Fidèle à lui-même, l’informaticien est resté stoïque. “Il s’y attendait, il s’y était préparé. J’ai passé mon temps à le regarder durant ce procès… Quand il y a eu l’annonce, je lui ai fait un signe de tête, il m’a répondu. On s’est compris, il est satisfait”, confie sa mère Martine Henry, éprouvée par cet interminable procès.

“On s’est retrouvé les trois et on s’est pris dans les bras”

“On a ensuite été autorisé à aller le voir. On nous a amenés auprès de lui, il y avait juste les gardiens”, raconte-t-elle. Son mari Florent, le papa de coeur de Jonathann, l’a accompagnée.

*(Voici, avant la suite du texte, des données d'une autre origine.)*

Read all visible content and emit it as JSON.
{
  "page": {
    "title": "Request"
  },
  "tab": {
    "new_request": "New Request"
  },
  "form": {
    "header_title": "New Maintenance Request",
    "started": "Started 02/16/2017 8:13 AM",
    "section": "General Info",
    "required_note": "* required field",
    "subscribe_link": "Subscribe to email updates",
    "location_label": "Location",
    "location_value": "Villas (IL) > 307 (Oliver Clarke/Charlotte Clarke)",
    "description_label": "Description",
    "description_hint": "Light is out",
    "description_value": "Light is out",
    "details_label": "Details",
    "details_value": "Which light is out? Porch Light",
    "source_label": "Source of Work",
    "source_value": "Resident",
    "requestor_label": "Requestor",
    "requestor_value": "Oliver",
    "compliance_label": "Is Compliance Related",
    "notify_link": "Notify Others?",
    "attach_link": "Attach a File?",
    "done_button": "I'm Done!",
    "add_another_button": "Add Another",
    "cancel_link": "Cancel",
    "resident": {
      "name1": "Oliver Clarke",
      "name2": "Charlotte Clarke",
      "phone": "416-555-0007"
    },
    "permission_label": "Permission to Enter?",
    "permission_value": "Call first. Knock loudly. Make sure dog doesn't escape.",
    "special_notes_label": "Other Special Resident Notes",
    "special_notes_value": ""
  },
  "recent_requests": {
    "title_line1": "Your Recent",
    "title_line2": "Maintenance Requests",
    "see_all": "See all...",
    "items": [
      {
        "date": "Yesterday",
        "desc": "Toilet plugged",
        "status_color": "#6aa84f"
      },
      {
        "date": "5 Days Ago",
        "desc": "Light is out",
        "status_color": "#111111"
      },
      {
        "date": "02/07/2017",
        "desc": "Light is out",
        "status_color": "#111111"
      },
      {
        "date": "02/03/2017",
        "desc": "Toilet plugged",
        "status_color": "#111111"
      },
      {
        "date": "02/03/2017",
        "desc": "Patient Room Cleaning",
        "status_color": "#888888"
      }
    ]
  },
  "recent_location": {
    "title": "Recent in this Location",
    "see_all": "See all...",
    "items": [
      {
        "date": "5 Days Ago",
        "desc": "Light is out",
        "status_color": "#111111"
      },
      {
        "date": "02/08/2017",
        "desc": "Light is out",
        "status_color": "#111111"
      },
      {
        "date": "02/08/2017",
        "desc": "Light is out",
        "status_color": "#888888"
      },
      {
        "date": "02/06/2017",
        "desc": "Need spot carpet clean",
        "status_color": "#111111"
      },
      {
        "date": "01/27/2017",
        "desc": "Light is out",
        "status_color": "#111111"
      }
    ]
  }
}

“On s’est retrouvé les trois et on s’est pris dans les bras. On ne s’est pas dit grand-chose. On a surtout pleuré… On en avait besoin, et Jonathann aussi”, relate Martine. Une demi-heure plus tard, alors qu’elle se confie à L’Est Républicain, l’évocation de cette scène lui brouille à nouveau les yeux.

Première étreinte depuis neuf mois

“C’était un moment très émotionnel. On n’a pas besoin de beaucoup se parler, on se comprend”, confirme Florent Henry, le second père de Jonathann.

Ses parents lui rendent visite chaque semaine en maison d’arrêt de Dijon, mais voilà neuf mois que Martine n’avait plus ni étreint, ni même effleuré le bras ou la main de son fils. “Depuis le premier confinement, il ont mis des vitres aux parloirs, avec douze petits trous pour qu’on puisse s’entendre, et c’est tout”.

“Je serai toujours là pour lui”

La veille à la barre, Martine Henry avait expliqué avec émotion et spontanéité son ressenti de maman : “Je l’ai porté, mis au monde. C’est ma chair. On n’accepte pas ce qu’il a fait, ce n’est pas pardonnable, mais je serai toujours là pour lui”.

Ce samedi soir, elle le confirme avec un faible sourire : “La peine qu’il a eue, il la mérite. Il fallait que la justice se fasse pour les parents d’Alexia, pour lui-même et pour tout le monde. On va continuer à vivre au jour le jour et à aller le voir en prison. C’est notre vie, désormais”.